An introduction to the founder of Transactional Analysis (TA)

Eric Berne (1910 – 1970) trained as a psychiatrist. He became interested in the Freudian tradition and went on to train as a psychoanalyst. Berne had psychotherapy with Paul Federn. Though Federn was a close colleague of Sigmund Freud he had a different understanding of the ego and believed that people could consciously engage with it.

Berne developed these ideas and ended up rejecting Freud’s notion of unconscious processes. He believed that people could learn to recognise what was happening and change the way they responded. He wrote a series of articles on this topic which led to the San Francisco Psychoanalytic Institute refusing him full membership.

Berne decided to pursue his own path in psychotherapy, focusing on the importance of social interactions in nurturing or damaging our mental health. Berne referred to this way of working as ‘Transactional Analysis’ or ‘TA’.

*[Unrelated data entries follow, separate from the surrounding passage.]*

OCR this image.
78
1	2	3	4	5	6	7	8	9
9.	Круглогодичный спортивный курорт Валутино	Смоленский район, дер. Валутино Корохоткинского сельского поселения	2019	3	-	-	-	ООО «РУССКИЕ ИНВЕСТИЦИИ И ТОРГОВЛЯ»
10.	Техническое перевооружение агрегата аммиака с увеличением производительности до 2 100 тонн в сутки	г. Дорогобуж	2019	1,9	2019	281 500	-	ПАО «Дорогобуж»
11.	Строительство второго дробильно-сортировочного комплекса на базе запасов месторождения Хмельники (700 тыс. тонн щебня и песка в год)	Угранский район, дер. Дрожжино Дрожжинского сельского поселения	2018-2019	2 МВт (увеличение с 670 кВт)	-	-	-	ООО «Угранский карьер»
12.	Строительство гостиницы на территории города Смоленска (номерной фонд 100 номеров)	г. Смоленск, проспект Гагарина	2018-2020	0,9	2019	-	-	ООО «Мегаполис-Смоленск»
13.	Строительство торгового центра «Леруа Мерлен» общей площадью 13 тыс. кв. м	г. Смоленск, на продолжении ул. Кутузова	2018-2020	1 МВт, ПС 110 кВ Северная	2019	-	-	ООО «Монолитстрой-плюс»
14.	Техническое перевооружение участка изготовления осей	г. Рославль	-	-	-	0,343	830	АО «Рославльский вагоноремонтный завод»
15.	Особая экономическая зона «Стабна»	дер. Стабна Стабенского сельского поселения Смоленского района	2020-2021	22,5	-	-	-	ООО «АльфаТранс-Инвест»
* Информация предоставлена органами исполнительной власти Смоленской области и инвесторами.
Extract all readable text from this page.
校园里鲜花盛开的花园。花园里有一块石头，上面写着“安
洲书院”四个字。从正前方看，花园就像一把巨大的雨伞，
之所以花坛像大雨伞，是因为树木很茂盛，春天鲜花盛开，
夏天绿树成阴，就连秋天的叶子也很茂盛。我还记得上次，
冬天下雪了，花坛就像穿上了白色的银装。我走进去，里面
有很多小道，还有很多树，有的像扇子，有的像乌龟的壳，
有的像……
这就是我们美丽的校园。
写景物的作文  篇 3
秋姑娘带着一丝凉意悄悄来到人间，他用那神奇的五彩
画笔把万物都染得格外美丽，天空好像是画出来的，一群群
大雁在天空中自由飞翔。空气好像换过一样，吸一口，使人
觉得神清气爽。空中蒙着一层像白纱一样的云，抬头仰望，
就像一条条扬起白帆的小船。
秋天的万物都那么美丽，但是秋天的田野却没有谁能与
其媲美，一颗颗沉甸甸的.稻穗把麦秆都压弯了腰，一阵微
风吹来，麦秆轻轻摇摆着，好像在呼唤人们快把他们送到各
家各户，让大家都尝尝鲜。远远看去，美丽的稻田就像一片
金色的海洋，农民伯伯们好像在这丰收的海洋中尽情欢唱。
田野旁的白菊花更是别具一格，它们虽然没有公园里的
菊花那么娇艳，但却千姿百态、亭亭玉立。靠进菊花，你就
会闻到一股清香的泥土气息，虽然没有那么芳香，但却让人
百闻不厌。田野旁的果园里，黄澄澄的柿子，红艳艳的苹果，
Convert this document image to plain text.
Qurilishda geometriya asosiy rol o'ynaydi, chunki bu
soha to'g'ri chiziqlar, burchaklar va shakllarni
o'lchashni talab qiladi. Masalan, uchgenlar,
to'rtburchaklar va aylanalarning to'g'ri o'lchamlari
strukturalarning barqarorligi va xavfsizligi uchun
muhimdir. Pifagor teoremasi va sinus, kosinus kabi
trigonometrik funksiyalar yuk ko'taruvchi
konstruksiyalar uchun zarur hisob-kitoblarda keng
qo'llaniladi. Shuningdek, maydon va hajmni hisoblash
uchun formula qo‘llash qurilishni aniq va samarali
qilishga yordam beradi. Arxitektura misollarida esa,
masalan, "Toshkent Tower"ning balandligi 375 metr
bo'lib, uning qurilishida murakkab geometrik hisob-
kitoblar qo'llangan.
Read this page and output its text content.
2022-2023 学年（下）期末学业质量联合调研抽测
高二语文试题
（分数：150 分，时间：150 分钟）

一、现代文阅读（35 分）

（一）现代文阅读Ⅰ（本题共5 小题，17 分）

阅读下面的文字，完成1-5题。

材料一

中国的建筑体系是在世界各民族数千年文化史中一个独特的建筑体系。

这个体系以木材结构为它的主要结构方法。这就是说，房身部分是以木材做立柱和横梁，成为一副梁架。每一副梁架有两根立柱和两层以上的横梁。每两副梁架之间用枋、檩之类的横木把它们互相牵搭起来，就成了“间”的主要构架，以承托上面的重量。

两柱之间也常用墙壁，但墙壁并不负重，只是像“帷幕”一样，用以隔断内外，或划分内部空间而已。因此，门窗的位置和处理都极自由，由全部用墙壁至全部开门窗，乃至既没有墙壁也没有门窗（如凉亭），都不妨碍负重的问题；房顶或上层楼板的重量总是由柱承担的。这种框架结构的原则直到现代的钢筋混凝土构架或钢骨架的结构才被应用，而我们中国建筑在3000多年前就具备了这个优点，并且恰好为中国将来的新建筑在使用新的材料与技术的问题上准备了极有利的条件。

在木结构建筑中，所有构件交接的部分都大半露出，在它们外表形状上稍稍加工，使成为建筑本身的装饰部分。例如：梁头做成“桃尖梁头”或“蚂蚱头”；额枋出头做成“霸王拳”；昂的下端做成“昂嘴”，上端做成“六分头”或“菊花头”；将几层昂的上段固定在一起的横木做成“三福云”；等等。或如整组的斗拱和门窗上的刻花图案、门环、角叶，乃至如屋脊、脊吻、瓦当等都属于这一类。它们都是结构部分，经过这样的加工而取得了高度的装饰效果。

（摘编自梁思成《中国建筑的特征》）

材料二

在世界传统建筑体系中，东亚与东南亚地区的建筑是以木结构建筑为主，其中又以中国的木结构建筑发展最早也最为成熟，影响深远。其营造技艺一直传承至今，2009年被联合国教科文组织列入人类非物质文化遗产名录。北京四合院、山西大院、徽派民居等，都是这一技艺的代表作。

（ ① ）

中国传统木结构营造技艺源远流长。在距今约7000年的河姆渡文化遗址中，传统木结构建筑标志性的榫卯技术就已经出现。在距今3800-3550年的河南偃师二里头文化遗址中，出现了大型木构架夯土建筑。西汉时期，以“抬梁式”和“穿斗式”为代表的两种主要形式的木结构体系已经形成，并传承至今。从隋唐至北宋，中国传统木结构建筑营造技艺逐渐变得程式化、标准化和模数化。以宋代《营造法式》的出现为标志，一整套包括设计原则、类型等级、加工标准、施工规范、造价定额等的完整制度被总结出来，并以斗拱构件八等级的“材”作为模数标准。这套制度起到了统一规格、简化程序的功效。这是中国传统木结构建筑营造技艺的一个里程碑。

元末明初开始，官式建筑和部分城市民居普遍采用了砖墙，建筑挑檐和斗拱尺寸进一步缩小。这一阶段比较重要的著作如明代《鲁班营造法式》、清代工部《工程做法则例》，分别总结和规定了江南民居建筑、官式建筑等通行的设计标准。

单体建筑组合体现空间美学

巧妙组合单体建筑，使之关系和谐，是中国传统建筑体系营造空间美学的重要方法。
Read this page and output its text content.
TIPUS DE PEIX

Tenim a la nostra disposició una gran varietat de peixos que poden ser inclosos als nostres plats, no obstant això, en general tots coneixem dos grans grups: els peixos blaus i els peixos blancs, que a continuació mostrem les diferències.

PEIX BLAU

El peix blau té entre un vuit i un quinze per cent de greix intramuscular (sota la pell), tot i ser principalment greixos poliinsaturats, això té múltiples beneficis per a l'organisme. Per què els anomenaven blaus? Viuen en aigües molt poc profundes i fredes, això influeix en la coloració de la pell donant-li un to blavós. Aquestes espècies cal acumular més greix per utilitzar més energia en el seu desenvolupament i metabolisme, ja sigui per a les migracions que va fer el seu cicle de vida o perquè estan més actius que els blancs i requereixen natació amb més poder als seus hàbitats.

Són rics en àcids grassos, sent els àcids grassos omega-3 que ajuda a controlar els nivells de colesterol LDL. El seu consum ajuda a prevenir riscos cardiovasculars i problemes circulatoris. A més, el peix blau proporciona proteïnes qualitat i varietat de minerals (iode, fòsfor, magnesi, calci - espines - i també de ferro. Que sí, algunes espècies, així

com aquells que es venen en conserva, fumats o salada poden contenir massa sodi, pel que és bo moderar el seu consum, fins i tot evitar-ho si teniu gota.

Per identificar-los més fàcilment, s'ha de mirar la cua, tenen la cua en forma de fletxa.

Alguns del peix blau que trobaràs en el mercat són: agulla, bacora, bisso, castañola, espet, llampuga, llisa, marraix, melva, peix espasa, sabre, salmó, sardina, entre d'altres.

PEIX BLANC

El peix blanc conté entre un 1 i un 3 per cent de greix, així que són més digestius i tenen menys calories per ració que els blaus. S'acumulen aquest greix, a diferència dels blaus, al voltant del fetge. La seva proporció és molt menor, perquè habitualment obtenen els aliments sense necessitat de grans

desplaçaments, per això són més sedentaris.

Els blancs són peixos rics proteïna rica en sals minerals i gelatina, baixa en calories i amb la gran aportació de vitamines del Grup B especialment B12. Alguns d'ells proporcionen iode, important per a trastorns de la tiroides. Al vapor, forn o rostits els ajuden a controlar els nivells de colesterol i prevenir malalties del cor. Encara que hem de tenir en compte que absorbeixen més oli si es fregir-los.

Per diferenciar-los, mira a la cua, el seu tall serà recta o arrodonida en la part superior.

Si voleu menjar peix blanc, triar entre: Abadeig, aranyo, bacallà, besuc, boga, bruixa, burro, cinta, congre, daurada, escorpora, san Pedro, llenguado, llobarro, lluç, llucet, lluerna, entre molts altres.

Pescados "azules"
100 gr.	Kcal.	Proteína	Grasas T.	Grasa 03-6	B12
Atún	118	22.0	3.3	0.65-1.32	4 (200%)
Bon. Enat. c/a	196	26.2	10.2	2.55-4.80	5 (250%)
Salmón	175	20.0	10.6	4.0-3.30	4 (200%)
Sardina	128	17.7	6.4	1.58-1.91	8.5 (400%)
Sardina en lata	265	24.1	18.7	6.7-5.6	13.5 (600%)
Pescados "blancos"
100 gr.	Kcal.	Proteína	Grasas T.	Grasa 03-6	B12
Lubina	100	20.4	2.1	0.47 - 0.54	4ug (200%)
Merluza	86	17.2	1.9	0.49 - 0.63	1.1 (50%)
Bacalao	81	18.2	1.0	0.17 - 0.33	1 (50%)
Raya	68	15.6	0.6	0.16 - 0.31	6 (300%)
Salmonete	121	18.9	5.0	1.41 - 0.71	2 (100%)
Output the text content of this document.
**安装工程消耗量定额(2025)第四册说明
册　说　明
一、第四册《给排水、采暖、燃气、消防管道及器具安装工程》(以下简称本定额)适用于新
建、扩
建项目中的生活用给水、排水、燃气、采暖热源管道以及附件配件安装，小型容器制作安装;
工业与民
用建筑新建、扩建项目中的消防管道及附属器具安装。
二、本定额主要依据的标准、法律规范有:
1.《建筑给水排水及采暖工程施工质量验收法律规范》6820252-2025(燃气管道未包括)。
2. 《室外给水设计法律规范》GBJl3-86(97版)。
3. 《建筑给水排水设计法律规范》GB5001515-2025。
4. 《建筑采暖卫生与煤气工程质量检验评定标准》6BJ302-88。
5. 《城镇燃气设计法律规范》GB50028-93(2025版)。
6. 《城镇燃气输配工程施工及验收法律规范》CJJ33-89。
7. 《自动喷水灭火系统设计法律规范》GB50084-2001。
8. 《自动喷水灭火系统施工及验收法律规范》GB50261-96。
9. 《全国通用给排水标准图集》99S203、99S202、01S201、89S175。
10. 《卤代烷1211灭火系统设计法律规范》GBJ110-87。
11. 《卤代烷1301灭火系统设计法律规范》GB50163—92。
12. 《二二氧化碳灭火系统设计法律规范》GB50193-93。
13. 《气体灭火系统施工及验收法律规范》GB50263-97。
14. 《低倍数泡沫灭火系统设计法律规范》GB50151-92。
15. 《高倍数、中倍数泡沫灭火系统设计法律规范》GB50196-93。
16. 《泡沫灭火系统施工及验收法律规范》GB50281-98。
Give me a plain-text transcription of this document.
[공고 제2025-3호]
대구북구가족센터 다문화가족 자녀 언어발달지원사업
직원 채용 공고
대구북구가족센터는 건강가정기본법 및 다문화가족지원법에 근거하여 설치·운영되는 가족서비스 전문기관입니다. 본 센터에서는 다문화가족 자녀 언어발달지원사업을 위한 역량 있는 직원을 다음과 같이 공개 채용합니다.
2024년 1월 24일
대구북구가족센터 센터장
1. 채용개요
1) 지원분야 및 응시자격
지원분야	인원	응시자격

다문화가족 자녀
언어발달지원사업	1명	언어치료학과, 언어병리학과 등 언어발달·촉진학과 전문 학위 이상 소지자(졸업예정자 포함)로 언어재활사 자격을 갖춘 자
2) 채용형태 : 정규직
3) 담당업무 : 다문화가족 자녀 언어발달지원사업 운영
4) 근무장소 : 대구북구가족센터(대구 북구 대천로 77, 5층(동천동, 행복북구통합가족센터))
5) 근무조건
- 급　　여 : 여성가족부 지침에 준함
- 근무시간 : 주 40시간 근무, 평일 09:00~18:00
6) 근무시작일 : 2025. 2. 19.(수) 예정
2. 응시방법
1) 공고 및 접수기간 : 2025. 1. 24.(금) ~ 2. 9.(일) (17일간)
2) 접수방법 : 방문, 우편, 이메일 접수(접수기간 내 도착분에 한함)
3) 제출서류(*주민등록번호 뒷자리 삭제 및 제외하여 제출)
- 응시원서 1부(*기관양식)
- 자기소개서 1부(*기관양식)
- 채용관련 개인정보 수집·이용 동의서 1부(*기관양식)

With Transactional Analysis Berne replaced Freud’s Id, Ego and Superego with Child, Parent and Adult ego states. The Child ego state expresses our feelings and emotions. The Parent ego state represents the orders and rules we have been given or have given ourselves. The Adult ego state represents how we are and what we are learning.

When we are in the Adult ego state we can modify our feelings and question our desires. In this way we may come to feel differently about ourselves and behave in a more psychologically healthy way.

In my work as a psychotherapist I find Transactional Analysis to have certain limitations such as the sometimes confusing use of the terms ‘child’, ‘parent’ and ‘adult’. Nevertheless, I find Transactional Analysis to be a very useful way to understand and to explore our psychological lives.